Preserving Our Past For The Future

Today is my 53rd birthday. I remember thinking not so many years ago when I was a young kid that anything over 40 was old, and anything over 50 was pretty near dead. I have since changed my perception.
Looking forward to growing up, it seems life passes at a snail’s pace. From birth to about 4, you are learning about yourself and investigating the tiny environment of your own parent-controlled world. Dad is many times that shadowy figure that goes to work, whatever the heck that is, and comes home to grumpily read the paper before dinner, eat and retire to the recliner for a night of viewing TV you can’t participate in. Mom’s lap is soft and safe, and any boo-boo gets fixed by simply climbing up and cuddling as she wipes tears, coos, and pats your cheek. Siblings start out ok, but somehow they turn into those grabbing little annoyances you wished would run off and join the Foreign Legion.
Then you are 5. Still prone to temper tantrums, crying jags over being sent to bed earlier than you want, and avoidance of baths are somewhat of a mainstay of your everyday life. You have begun to learn the world doesn’t revolve around you, sharing is not an option, and other kids are first a friend, then can get kind of stinky if something goes awry during playtime at their house. You turn 6, 8, 10 and begin to huddle up with gossipy friends and they enlighten you to the reality that one day you get to be the decision maker for your own life, and suddenly you can hardly wait to “get out of this house and away from THOSE people”. Teenage years and rebellion, even to a small degree, are indicative of raging hormones mixed with individualism that raises its monstrous head and flings all your decent upbringing to the curb. Some kids sneak out at night, others form bad habits that stay with them a lifetime, then a golden few seem to escape this stretch of black holes and go through those years unscathed and are deemed the “good kids”.
High school rolls by, acne starts out as your biggest concern, then gets trumped by wearing the wrong kind of make up or dress and finding yourself an outcast with no invite to prom or months without a date because you are not thought popular.
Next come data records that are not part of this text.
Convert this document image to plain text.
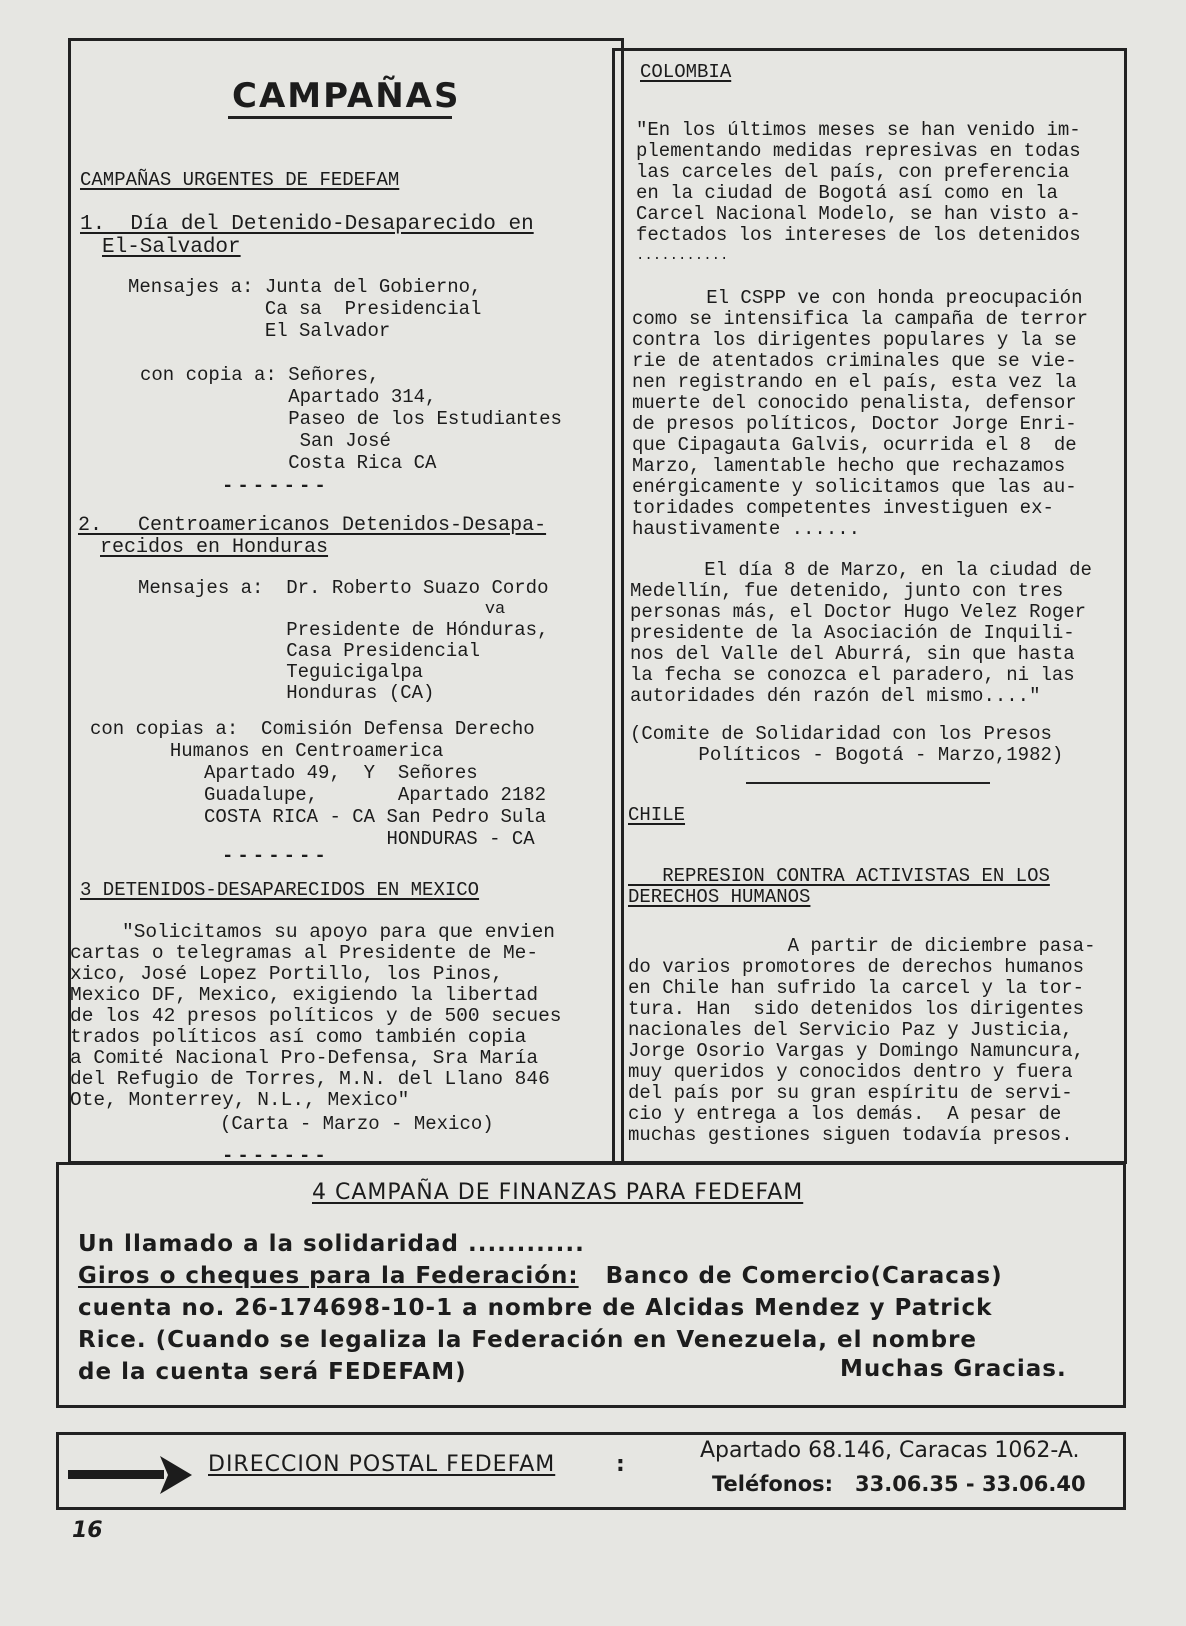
CAMPAÑAS
CAMPAÑAS URGENTES DE FEDEFAM
1.  Día del Detenido-Desaparecido en
El-Salvador
Mensajes a: Junta del Gobierno,
Ca sa  Presidencial
El Salvador
con copia a: Señores,
Apartado 314,
Paseo de los Estudiantes
San José
Costa Rica CA
-------
2.   Centroamericanos Detenidos-Desapa-
recidos en Honduras
Mensajes a:  Dr. Roberto Suazo Cordo
va
Presidente de Hónduras,
Casa Presidencial
Teguicigalpa
Honduras (CA)
con copias a:  Comisión Defensa Derecho
Humanos en Centroamerica
Apartado 49,  Y  Señores
Guadalupe,       Apartado 2182
COSTA RICA - CA San Pedro Sula
HONDURAS - CA
-------
3 DETENIDOS-DESAPARECIDOS EN MEXICO
"Solicitamos su apoyo para que envien
cartas o telegramas al Presidente de Me-
xico, José Lopez Portillo, los Pinos,
Mexico DF, Mexico, exigiendo la libertad
de los 42 presos políticos y de 500 secues
trados políticos así como también copia
a Comité Nacional Pro-Defensa, Sra María
del Refugio de Torres, M.N. del Llano 846
Ote, Monterrey, N.L., Mexico"
(Carta - Marzo - Mexico)
-------
COLOMBIA
"En los últimos meses se han venido im-
plementando medidas represivas en todas
las carceles del país, con preferencia
en la ciudad de Bogotá así como en la
Carcel Nacional Modelo, se han visto a-
fectados los intereses de los detenidos
...........
El CSPP ve con honda preocupación
como se intensifica la campaña de terror
contra los dirigentes populares y la se
rie de atentados criminales que se vie-
nen registrando en el país, esta vez la
muerte del conocido penalista, defensor
de presos políticos, Doctor Jorge Enri-
que Cipagauta Galvis, ocurrida el 8  de
Marzo, lamentable hecho que rechazamos
enérgicamente y solicitamos que las au-
toridades competentes investiguen ex-
haustivamente ......
El día 8 de Marzo, en la ciudad de
Medellín, fue detenido, junto con tres
personas más, el Doctor Hugo Velez Roger
presidente de la Asociación de Inquili-
nos del Valle del Aburrá, sin que hasta
la fecha se conozca el paradero, ni las
autoridades dén razón del mismo...."
(Comite de Solidaridad con los Presos
Políticos - Bogotá - Marzo,1982)
CHILE
REPRESION CONTRA ACTIVISTAS EN LOS
DERECHOS HUMANOS
A partir de diciembre pasa-
do varios promotores de derechos humanos
en Chile han sufrido la carcel y la tor-
tura. Han  sido detenidos los dirigentes
nacionales del Servicio Paz y Justicia,
Jorge Osorio Vargas y Domingo Namuncura,
muy queridos y conocidos dentro y fuera
del país por su gran espíritu de servi-
cio y entrega a los demás.  A pesar de
muchas gestiones siguen todavía presos.
4 CAMPAÑA DE FINANZAS PARA FEDEFAM
Un llamado a la solidaridad ............
Giros o cheques para la Federación:   Banco de Comercio(Caracas)
cuenta no. 26-174698-10-1 a nombre de Alcidas Mendez y Patrick
Rice. (Cuando se legaliza la Federación en Venezuela, el nombre
de la cuenta será FEDEFAM)	Muchas Gracias.
DIRECCION POSTAL FEDEFAM	:
Apartado 68.146, Caracas 1062-A.
Teléfonos:   33.06.35 - 33.06.40
16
Somehow you limp through and the day you walk the graduation aisle, you become, at least chronologically, an adult and capable of making your own decisions for your own life. You are at that place you dreamed of. You have left home, you no longer have school to attend, the friends that abandoned you or made you feel creepy have gone off to college, and it is you…just you…in charge of your next step. And you start thinking you want your mama’s lap back…
Each age and phase of life comes with its own adjectives, adverbs, twists and turns but they all have one thing in common…they are marks of the passage of time.
Passing time…what does that really mean? Today I have thought about several moments and segments of my life and there are frankly many I wish I could forget. I made poor choices, hurt people, left myself open to devaluation of personal principles and became some kind of two-headed monster for a while. It’s a wonder I didn’t lose the total respect of my family during that period of time. I lost so much respect for myself. Consequences of those poor choices caused me a lot of anguish and heartbreak and the passage of time to move through that and toward a clean and free life was slow and unyielding for many years. I wanted to break away from those situations and those people, but I was stuck in that time of my life and unable to claw my way out until one day I stepped back from my own life and took a look at the time passing. I realized it wasn’t my choice IF it would pass; that was inevitable. But it was my choice HOW it would pass.
Two steps forward, one back was the dance for several years after this revelation, but eventually I started making progress. I began to look for places and people, like mama’s lap, that were safe and protecting. Either something or someone was nurturing me or it/they were not…plain and simple. I decided to pass the time, and pass my life, in a manner that would build me up and inspire those around me.
I am not always perfect, not do I have pipe dreams that I will be perfect this side of heaven. My body aches and my eyes are growing dim. I don’t hear as well as I used to and gaps in memory are becoming more frequent. But I ain’t dead yet.
In this autumn part of my journey, rather than standing idly by watching the passage of time, I want to time my passage. This day, this moment… I choose to go to a wide field full of dandelions in my mind. I reach down, pluck one from the center, squeeze my eyes tightly shut and make a hundred wishes…one for every seed attached to the dandelion’s bloom. I blow gently and watch as those seeds of promise take flight and carry with them all the dark moments of the past and faltering steps of the present. Funny thing is, there are a hundred wishes, but each one is the same…don’t waste my time, by letting it waste me.